Russia to respond if Norway joins European missile shield
Oslo should understand that its possible move to join the NATO European missile shield will not be left unanswered by its neighbor Russia, Russian Ambassador to Norway Teimuraz Ramishvili said in an interview with Norway’s state-run NRK TV channel.
"In this case we will have to make military-level technical decisions needed to neutralize the effect of the possible creation of a missile shield element. Naturally, it will trigger a vigorous reaction in Norway, which will claim that Russia poses a military threat to the country," he said in an NRK interview aired late Saturday.
"Norway has to understand that after becoming an outpost of NATO, it will have to face head-on Russia and the Russian military might," Ramishvili said, adding that the move "will become a new factor that will be included in our strategic planning as an additional problem in the Arctic Region."

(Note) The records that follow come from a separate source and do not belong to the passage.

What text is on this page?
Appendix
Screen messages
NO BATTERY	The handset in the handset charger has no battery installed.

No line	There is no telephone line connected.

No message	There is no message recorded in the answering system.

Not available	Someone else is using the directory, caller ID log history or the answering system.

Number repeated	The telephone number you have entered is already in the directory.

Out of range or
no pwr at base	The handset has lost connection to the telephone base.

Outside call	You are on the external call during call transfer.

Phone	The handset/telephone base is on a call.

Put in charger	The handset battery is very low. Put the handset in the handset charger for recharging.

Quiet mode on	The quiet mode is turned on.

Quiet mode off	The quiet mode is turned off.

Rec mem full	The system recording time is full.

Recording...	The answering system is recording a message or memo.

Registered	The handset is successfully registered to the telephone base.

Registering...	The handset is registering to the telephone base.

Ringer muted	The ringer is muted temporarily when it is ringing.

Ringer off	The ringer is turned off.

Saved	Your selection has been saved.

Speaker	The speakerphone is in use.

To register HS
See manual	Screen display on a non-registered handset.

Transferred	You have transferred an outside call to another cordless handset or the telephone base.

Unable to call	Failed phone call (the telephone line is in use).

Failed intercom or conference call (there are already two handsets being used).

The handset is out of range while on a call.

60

"Therefore, there will be no peaceful Arctic anymore," he added.
In a comment to TASS, Ramishvili said that Moscow had to express its views on the issue in public, because the Norwegian side is unwilling to communicate on the problem.
"We have to talk about this in public recently due to the lask of the negotiation process and the Norwegian side’s reluctance to discuss their concerns with the neighbors. For this reason, the embassy tries to attract the public and politicians' attention to the problem in an attempt to prevent the arms race from spreading to the Arctic region," he said.
In 2015, Norwegian Prime Minister Erna Solberg expressed her country’s readiness as a NATO founding member to make a contribution in the creation of the European missile shield. Norway and US defense experts were to submit their recommendations on the issue to the Norwegian government by the end of 2017.
The Royal Norwegian Navy currently has in service five modern Fridtjof Nansen-class frigates, equipped with Lockheed Martin's AEGIS combat system, that can be modernized to be incorporated into the European missile shield system.
The Globus II, a radar station located on the Vardo island near the Russian border, and another radar that the US plans to deploy there by 2020, can also be turned into elements of the European missile shield. Norwegian defense officials, however, dismissed this possibility.